Three Tabs to Rule Them All
While the previous Google Pay was primarily used for making credit card payments, this new version provides you with a holistic picture of your finances, combining those payments and insights. And all that is displayed through a brand new user experience design.
It all comes down to three new tabs – Pay, Explore, and Insights – but they’re truly everything you’ll need. Google is not making a high-profile push into their competitors’ market by introducing strictly new services. Some of them have already existed for quite a while, but this is the first time it’s all unified in a single money app. This is what made Google a direct competitor to numerous other services and apps like Shop, Truebil, Simplifi, Intuit’s Mint, Square Cash, Venmo, Samsung Pay, Apple Pay, PayPal, etc. With the launch of Plex, they’ll also take on online banks, such as Ally.
Let’s take a closer look at the app itself.
HOME is to PAY
The home tab doubles as the Pay tab. From it, you can pay (via existing services peer-to-peer and tap-to-pay), but also check past transactions and find loyalty info and offers. You’re also able to tap on any contacts icons to get a chat-like view of all your transactions.
Another useful feature is setting up group payments, where multiple people in a chat can request and send money to each other, which would be quite handy for splitting restaurant bills, amongst other things.
Besides people, you also have a list of all the businesses you’ve used Google Pay with. Once you open it, you’ll also see the transactions in a chat-like view. In this section, you’re also able to see credits and spendings by viewing loyalty cards from retailers.

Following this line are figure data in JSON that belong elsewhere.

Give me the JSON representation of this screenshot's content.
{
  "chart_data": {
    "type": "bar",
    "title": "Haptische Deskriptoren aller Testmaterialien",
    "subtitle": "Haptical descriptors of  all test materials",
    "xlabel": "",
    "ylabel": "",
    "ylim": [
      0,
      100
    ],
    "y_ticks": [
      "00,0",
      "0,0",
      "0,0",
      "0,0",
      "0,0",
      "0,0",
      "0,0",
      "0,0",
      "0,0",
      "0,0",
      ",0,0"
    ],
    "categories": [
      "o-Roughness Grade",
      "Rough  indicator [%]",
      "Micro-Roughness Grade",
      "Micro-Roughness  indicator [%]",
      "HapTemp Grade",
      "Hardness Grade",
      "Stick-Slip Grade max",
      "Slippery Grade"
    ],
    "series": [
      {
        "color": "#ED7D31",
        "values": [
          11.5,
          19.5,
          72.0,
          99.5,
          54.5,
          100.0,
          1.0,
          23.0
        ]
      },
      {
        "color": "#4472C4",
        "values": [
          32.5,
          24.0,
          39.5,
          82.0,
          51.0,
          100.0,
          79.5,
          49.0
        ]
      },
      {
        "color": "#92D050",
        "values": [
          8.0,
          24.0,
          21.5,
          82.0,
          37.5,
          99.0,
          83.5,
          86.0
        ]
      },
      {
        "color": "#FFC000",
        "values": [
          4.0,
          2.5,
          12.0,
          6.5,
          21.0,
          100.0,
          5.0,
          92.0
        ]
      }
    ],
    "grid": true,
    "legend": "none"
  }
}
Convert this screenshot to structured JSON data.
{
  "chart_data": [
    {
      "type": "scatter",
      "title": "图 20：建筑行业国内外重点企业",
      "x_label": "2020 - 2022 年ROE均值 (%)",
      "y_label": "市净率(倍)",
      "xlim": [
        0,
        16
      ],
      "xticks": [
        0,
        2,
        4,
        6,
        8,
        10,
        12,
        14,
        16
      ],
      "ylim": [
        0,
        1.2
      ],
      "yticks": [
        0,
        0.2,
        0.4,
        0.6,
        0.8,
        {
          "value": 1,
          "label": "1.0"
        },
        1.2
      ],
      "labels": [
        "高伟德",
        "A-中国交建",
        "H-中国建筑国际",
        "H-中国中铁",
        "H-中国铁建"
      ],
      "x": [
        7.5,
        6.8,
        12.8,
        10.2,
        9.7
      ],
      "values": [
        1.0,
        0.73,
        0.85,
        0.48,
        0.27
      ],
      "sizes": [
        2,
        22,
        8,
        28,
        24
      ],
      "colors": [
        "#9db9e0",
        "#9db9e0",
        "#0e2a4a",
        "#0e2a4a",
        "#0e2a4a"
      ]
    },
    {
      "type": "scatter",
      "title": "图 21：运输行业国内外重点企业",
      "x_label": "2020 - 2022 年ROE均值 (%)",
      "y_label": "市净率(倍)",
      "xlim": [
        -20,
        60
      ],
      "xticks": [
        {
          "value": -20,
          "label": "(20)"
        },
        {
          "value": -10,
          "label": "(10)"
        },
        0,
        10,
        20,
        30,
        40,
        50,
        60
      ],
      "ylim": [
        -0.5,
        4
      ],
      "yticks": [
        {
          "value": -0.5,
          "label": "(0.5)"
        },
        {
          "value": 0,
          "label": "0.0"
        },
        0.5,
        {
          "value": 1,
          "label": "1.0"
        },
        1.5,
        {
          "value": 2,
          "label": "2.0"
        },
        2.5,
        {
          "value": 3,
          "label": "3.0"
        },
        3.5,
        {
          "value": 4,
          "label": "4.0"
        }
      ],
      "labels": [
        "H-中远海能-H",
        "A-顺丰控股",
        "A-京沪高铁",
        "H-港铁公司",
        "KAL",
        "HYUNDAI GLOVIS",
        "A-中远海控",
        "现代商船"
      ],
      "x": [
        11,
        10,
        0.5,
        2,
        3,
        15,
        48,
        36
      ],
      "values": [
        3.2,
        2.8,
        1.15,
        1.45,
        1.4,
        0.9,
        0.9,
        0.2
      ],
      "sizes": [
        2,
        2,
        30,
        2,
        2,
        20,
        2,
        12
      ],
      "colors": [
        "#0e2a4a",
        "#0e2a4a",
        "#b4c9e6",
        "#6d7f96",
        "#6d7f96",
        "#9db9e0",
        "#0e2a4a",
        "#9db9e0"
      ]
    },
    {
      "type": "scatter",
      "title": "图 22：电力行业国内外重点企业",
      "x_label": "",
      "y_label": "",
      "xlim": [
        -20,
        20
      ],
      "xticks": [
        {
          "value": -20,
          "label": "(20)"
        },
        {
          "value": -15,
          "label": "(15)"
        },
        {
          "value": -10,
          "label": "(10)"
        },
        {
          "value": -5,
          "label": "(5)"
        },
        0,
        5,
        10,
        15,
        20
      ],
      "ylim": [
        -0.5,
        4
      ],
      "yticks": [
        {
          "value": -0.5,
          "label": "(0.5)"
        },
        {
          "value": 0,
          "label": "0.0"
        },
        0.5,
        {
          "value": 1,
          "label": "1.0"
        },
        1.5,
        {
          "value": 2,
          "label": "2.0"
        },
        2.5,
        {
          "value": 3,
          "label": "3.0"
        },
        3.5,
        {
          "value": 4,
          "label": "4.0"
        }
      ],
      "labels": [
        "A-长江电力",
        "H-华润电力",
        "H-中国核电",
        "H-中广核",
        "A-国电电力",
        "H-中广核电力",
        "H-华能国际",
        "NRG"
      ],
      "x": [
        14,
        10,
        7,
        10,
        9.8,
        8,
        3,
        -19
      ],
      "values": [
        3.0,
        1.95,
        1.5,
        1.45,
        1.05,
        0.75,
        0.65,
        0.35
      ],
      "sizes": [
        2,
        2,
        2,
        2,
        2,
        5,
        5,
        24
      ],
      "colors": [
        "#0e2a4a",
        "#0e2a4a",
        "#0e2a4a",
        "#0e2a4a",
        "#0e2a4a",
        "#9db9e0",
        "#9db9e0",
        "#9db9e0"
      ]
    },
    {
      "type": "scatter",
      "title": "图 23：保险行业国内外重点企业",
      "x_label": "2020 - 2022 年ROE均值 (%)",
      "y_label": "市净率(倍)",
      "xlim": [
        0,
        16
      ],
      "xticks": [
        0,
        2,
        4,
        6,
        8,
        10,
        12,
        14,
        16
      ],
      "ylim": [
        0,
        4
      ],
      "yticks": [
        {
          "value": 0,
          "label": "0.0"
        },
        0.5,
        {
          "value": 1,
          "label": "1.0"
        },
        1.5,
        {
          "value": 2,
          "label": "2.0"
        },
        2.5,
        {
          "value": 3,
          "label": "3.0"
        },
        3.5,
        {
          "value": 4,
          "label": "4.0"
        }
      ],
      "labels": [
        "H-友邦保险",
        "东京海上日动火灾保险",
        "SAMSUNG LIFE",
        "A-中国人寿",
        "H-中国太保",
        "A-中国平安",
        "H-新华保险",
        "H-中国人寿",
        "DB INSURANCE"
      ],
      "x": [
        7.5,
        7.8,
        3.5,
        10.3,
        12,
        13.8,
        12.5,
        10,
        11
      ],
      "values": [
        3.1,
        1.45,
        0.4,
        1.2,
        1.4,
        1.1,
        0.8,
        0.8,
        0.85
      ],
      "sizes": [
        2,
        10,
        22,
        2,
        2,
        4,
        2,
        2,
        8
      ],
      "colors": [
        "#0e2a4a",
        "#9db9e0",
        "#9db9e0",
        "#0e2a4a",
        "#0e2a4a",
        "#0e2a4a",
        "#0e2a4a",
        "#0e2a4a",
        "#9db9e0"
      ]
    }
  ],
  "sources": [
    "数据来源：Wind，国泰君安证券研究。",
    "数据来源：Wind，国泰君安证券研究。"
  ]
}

Lastly, this tab also enables you to pay for parking, buy gas, and order food – all inside the app.
LEFT is to EXPLORE
Instead of searching promo codes online or clipping physical coupons, the explore tab allows you to redeem offers and save money directly from the app. Google aggregates deals for you since you can load numerous offers from brands such as Target, Etsy, Burger King, etc. Generic offers will surface here by default, but if you set the options allowing Google’s algorithms to analyze your transaction(s), you can customize them. Just tapping ʽActivateʼ on any offer, you can associate it with any credit card you’ve stored in the app, which means that redeeming that offer will be automatic.
The Google lens technology also allows you to scan QR codes and barcodes on this tab, providing you with more information about products and their cost. You and your friends are also able to scan each other’s barcodes so there’s no need for exchanging contact details when sending money to one another.
RIGHT is for INSIGHTS
The right tab holds a lot of your financial information in one place, and it combines search with what Google does best – processing data with algorithms. Once your credit and banking accounts are connected, the Insights tab will show you upcoming bills, your savings, and your spendings. There’s no need for manual entry and categorization as the app will scan through your transactions.
Besides the fact it works with standard credit and debit cards, savings, and checkings, you can also allow the app to access your Google Photos and Gmail account. It will auto-scan them for receipts using OCR technology and integrate everything into your finance tracking.
It is natural for some privacy concerns to arise due to the app’s capabilities and the expansion of data collection. However, the current policy in place states the data won’t be sold to or shared with any third parties, nor will the rest of Google have access to your transaction history (for targeting ads). All the data it uses for analysis is heavily encrypted and there’s also a number of privacy setting options.
An additional layer of security exists, where you can’t access the app on the web or two mobile devices at the same time. When you want to pay someone outside your contacts list, the app will alert you before completing the payment, confirming the validity of the transaction.
The changes to Google Pay are undoubtedly ambitious and are paving the way for greater things to come. Any of these features is significant by itself, having them all in one place is certainly a huge leap forward for digital banking and a significant reinvention of this service.